In 1909 some comments from Christian were published in a Victorian newspaper in which he expressed the opinion that Western Australian wickets were not as good as those in the eastern states and that there were too many clubs competing in WA club cricket, although he positively noted that there were plans to divide the club competition into two grades for the 1909–10 season. The interview was reprinted in a Western Australian newspaper with the headline "Western Australian cricket criticised by Arthur Christian". By November 1909 he was being referred to as about the best all-round cricketer in West Australia.

Christian was re-elected as captain of Corinthians for the 1909-10 club cricket season. In the fourth round he scored 135 not out against South Fremantle, although he was dropped three times. In the same match he also took 8 for 26. In the first match after the Christmas break in the season he took 7 for 26 against Henley Park. By February 1910 he had taken over 60 wickets at an average close to 8 in the season, but after his century his batting had been poor. By the end of the season he had taken 68 wickets at an average of 8.89 and also topped the batting averages for Corinthians, making it the third straight season he had topped both batting and bowling averages for the club. Corinthians merged with the East Perth football club at the end of the 1910 season and played under the name East Perth from the next season.

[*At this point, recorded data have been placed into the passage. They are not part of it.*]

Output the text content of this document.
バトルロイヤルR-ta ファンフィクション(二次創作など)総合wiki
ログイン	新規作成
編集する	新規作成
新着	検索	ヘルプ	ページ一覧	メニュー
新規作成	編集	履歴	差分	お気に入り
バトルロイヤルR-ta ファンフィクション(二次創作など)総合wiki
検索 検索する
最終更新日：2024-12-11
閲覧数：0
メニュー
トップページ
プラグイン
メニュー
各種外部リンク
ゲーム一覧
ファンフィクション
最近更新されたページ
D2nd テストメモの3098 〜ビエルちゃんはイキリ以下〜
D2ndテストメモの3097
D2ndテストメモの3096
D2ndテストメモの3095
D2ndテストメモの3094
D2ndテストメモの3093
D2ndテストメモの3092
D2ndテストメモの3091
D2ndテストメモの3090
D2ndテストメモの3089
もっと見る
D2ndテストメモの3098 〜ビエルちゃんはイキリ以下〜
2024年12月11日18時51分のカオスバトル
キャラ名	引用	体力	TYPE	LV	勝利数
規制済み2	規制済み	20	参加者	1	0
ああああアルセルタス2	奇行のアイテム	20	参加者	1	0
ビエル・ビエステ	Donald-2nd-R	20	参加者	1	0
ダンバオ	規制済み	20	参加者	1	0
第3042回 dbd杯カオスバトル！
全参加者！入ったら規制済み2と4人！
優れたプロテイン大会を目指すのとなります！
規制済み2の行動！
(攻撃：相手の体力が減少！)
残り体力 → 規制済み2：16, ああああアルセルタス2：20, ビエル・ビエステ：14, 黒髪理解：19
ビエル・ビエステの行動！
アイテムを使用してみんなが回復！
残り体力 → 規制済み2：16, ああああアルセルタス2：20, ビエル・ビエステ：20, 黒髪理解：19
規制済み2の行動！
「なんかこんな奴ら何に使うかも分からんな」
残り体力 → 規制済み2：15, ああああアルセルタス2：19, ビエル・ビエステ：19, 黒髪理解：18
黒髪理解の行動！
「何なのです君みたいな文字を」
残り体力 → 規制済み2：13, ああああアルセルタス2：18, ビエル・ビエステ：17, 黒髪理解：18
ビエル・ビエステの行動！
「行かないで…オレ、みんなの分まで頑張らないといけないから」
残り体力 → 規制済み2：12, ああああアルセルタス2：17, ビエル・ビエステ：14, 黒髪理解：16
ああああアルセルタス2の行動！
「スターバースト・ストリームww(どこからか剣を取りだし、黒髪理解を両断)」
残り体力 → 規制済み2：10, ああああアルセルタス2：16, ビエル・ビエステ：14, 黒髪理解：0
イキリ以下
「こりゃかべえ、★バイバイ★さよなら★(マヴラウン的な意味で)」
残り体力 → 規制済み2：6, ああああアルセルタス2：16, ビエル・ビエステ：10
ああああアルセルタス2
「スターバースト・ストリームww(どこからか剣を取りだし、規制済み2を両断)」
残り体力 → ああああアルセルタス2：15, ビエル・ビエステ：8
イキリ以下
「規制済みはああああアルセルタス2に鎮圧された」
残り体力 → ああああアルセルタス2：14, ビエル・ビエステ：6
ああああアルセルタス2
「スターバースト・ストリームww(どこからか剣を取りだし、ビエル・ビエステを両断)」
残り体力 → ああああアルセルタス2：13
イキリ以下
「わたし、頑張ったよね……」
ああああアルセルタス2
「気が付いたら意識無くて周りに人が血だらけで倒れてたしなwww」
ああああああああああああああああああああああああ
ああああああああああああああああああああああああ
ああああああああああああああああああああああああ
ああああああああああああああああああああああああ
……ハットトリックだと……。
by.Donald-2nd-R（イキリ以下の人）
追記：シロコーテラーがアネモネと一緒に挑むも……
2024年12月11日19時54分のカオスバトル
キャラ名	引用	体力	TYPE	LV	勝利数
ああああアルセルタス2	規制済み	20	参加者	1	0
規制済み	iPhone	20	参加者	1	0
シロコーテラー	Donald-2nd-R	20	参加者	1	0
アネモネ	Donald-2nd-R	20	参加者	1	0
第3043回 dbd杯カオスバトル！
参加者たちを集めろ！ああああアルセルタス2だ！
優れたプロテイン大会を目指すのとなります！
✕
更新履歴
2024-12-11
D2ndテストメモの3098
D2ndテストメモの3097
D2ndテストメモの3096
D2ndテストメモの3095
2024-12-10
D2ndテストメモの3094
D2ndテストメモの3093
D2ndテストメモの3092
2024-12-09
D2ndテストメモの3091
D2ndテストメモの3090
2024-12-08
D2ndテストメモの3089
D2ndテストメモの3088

In March 1910 Christian was selected as captain of West Australia for a series of games against Victoria. In November 1910 Christian provided a plan for improving the standard of Western Australian cricket to a local paper. Due to the remoteness of the state he argued that interstate matches could not be frequent, and that instead intrastate matches between sides representing the metropolitan, goldfield, and south-west regions of the state should be regularly played. He also again expressed that there were too many clubs competing in club cricket and stated that they should be separated into different grades. Also in November it was rumored that Christian may be selected to represent Australia against South Africa in the home series, and a newspaper report ranked him as among the top six all-rounders in the country. In December he was serving on the selection committee for a coastal team which was to play a goldfields team but he had to resign due to business commitments before the game.

In January 1911 Christian captained East Perth in a novelty match against the Eumarella women's cricket team, where the men had to bat, bowl, and field with their wrong hand and every misfield resulted in two runs being awarded to Eumarella. In the early 1911 grade season the competition was split into two grades, and Christian had the best bowling average in the A grade competition season at 8.16, the most wickets with 92, and also scored 600 runs at an average of 33.05 in addition to captaining East Perth A team to the premiership. In October 1911 he changed teams, moving to North Perth, due to a new district system being introduced to revitalize grade cricket with him falling in the North Perth division. He scored a 122 in 35 minutes and took 6 for 11 in a match for North Perth in the opening game of the season in October 1911.

==Statistics==
In his state career Christian played 24 first-class matches. He scored 960 runs at an average of 22.85 with 6 fifties and took 15 catches, and took 102 wickets at an average of 24.43 with 6 five wicket hauls and 2 ten wicket hauls. Of these 793 runs and 82 wickets were scored/taken for Western Australia.

In his Victorian club career he scored 2509 runs at an average of 30 with a high score of 145 not out, and took 255 wickets at an average of 13.8. In his Western Australian club career he scored 6655 runs at an average of 38.3 and took 995 wickets at an average of 8.6, taking over 100 wickets in a season twice.